In 1952 my grandfather died of a heart attack. He was 49. He had suffered from hypertension for a long time. He wrote of it in great detail. She was a widow at the age of 35. She was a pathologist and in a very conservative country she went on to raise her four children. My dad became a physician, his younger brother, Jehangir, a general in the Pakistan Army, the youngest sister is psychiatrist who lives in the states. The middle sister (the one born after Shahbaz) lived in Pakistan with my grandmother until my grandmother died on June 17, 2002.

Reading the 1946 diary has taught me some and frightened me a lot. Namely, What will I do with my child?! How will I guide him? I live in Orange County where the biggest thing I have to worry about is, how to raise a kid who isn’t a spoiled brat who expects a new toy every day and a BMW for his 16th birthday.

I am nothing compared to my grandparents. Nothing compared to any of my South Asian ancestors. How do any of us compare to those who went before us? And how are we doing when it comes to looking after those around us?

Today in Pakistan, as anyone following the news knows, 14 million people are devastated. Devastated - is that even the right word?
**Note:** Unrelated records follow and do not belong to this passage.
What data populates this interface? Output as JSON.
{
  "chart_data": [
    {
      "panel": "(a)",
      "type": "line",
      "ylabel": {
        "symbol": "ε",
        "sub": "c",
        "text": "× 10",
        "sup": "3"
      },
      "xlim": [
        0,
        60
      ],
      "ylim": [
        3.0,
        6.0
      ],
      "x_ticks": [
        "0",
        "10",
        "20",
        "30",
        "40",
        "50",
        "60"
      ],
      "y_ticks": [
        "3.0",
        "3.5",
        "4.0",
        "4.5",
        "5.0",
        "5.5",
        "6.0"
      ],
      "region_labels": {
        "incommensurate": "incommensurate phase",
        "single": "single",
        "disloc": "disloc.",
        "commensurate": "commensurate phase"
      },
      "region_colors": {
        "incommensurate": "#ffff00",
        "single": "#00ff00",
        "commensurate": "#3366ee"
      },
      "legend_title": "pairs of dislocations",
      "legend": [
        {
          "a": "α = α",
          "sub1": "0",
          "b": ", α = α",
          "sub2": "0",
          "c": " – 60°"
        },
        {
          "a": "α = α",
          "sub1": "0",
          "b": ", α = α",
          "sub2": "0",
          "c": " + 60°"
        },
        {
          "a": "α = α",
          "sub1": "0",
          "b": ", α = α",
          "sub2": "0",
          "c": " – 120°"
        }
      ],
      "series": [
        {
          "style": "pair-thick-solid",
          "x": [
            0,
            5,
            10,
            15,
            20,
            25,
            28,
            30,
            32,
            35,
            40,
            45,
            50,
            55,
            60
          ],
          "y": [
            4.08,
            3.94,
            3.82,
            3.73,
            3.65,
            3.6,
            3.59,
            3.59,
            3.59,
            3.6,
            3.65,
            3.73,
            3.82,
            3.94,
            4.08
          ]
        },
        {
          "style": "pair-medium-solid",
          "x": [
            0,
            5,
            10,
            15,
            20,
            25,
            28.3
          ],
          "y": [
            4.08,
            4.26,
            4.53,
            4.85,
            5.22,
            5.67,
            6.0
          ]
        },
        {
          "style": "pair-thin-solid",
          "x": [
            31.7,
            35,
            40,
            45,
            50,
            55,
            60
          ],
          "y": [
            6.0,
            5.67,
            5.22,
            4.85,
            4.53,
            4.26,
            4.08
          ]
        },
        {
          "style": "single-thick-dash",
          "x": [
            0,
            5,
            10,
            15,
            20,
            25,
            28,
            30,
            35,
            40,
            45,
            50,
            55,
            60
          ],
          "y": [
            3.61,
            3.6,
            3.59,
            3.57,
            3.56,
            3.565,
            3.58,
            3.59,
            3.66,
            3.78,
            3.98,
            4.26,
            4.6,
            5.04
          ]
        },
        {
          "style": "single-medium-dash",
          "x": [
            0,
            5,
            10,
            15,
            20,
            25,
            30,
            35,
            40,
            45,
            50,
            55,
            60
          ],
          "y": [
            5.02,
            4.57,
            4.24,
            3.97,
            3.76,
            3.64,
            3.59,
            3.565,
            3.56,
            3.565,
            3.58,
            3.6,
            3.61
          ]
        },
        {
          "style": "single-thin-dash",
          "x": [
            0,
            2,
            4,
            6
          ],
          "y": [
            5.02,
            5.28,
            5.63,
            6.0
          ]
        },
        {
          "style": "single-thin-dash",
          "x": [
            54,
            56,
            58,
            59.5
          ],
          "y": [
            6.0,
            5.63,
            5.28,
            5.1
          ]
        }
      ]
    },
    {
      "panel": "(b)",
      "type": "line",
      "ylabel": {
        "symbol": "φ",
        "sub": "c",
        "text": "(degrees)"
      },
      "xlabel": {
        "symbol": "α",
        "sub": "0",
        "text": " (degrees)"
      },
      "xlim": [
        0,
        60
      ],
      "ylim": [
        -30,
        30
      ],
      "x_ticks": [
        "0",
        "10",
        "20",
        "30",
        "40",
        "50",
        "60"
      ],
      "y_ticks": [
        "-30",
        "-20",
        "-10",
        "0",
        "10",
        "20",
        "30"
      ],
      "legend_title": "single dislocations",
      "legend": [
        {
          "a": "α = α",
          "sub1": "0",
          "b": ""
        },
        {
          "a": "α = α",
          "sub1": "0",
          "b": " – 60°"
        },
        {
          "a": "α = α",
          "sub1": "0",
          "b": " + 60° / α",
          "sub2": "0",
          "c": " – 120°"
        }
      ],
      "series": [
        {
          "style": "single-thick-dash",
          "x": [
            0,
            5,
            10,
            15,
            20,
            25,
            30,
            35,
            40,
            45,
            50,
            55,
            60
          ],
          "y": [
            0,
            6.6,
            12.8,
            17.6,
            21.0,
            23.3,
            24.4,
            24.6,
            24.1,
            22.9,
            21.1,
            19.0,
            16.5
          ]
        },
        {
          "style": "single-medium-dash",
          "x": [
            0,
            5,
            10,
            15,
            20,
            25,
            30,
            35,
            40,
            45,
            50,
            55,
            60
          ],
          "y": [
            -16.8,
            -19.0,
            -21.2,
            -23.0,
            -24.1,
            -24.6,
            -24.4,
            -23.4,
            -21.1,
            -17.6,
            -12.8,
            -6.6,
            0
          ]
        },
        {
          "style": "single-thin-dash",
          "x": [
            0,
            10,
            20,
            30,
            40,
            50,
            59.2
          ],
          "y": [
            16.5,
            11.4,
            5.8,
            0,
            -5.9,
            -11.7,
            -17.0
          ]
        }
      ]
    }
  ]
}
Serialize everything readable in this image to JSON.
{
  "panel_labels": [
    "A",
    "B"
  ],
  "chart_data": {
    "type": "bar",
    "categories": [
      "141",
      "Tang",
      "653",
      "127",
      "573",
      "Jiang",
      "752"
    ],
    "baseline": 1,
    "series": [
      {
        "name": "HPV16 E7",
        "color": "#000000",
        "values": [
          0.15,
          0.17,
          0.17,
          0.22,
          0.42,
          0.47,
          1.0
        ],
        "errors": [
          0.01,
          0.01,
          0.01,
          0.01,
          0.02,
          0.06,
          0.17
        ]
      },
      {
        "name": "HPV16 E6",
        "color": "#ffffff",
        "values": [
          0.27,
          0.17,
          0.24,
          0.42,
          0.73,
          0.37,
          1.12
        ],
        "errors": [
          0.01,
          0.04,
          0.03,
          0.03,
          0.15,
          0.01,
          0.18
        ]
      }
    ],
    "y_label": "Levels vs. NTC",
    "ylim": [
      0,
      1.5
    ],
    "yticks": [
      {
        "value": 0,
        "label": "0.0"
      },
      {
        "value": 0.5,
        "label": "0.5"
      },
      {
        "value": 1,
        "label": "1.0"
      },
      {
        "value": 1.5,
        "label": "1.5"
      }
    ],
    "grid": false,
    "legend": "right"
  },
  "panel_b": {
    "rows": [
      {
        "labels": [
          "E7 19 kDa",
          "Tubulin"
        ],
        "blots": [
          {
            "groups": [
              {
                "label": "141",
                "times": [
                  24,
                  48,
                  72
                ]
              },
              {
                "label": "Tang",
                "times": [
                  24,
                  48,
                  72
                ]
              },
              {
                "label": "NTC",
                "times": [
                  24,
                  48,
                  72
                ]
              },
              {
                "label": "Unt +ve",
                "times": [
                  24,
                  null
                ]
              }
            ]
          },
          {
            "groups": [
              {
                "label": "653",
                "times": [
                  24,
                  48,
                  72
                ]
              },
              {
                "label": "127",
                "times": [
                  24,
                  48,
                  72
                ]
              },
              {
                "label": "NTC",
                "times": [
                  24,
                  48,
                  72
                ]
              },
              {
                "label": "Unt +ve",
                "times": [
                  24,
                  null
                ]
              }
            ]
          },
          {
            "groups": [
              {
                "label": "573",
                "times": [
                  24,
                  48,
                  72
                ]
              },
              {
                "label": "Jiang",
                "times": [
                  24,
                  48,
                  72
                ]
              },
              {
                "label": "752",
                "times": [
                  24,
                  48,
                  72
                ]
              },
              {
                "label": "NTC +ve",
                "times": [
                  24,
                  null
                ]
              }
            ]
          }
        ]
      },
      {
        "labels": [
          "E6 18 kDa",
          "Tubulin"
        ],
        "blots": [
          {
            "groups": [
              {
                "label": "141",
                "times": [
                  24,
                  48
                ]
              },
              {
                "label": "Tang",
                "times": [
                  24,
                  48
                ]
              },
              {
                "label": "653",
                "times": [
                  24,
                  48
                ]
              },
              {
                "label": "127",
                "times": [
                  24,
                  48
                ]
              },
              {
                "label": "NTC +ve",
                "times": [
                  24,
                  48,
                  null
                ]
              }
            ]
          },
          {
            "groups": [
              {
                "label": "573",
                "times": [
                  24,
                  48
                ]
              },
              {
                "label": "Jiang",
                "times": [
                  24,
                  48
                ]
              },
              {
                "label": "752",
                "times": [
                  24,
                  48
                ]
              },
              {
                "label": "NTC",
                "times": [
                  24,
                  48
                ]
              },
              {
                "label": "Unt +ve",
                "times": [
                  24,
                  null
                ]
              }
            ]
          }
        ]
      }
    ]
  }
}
The old, the young, the sick, the healthy, the mentally ill, brothers, sisters, the blind, the good (and I wish the evil) are devastated by flooding. Thousands are dead, diseases about to be spread. I’ll leave the reporting to others but it’s a mad, sad, bad world right now.

I feel as if that I don’t know a thing about anything – not the news, not the world, not even my family. I should try harder. What is most pitiful is that I feel helpless to actually help. Oh sure I’ve donated to Red Cross… but …. Am I really helping?

I didn’t help my grandmother in her lifelong grief. I love her still. She knew so much. She’d seen so much. No wonder her eyes were always sad.